When the scandal broke in February, Clinton rushed aircraft carriers to the Persian Gulf. The bombing of the Sudan and Afghanistan coincided with Lewinsky's grand jury testimony.

"And now, on the day before the president is impeached, he attacks Iraq."

"In my opinion, the Starr referral is very questionable, and the proceedings are highly partisan," says Boyle. "But the response to this by the commander in chief of the armed forces has been for him to abuse his power. ... It is reprehensible and, without a doubt, impeachable."


Covert omelette

Sometimes you have to break a few laws to fund a dictator

It opens with grisly carnage as an Iraqi Scud missile slams into a temporary barracks in Dhahran, Saudi Arabia, on Feb. 25, 1991. When the smoke clears, 28 American soldiers are dead, 99 are wounded. Many of them are reservists from Greensboro, PA, a small town near Pittsburgh.

What wasn't known when the flag-draped coffins were flown home was that a company based in the same part of western Pennsylvania had secretly sold the Iraqis machine-tool parts used to mill armaments.

With that tragic irony, Peter Mantius begins Shell Game, a detailed study of how the "secret U.S. policy of aiding Iraq during the 1980s" helped create the military monster we went to war with in 1990 and are still fighting today.Published in 1995 by St.
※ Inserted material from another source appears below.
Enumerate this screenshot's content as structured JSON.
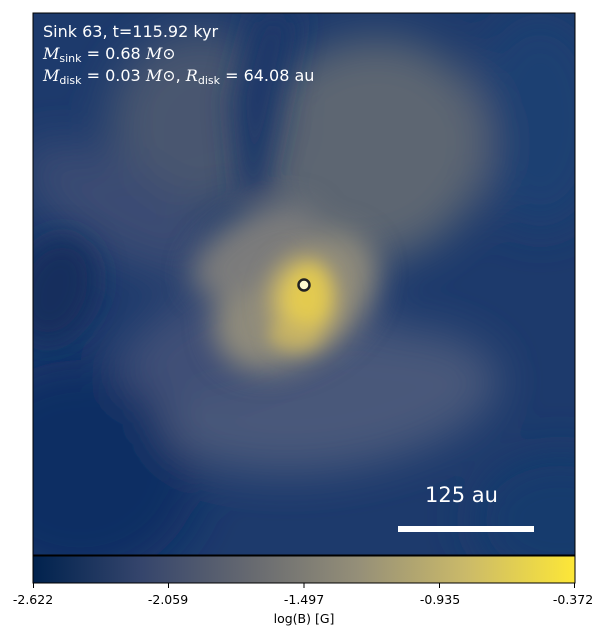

Martin's Press, Shell Game is now out of print, though its message is as timely as ever.

Mantius describes in scrupulous detail how the Reagan and Bush administrations, "working hand in hand with private business, (ran) an 'off-the-books' foreign policy — a policy that would never be approved through public channels."

The truth eventually emerged, but has been largely ignored: Under the guise of U.S. government-backed loans to buy American farm goods, hundreds of millions of dollars were funneled through an Italian-owned bank in Atlanta and on to Baghdad to fuel the war with neighboring Iran.

As one Italian senator observed, "If every citizen of Iraq had eaten the eggs that had been officially exported, they would have had to eat 100 every day for three years."

And so eggs became bombs. And again the American public was left to pick up the bloody pieces of a failed covert policy.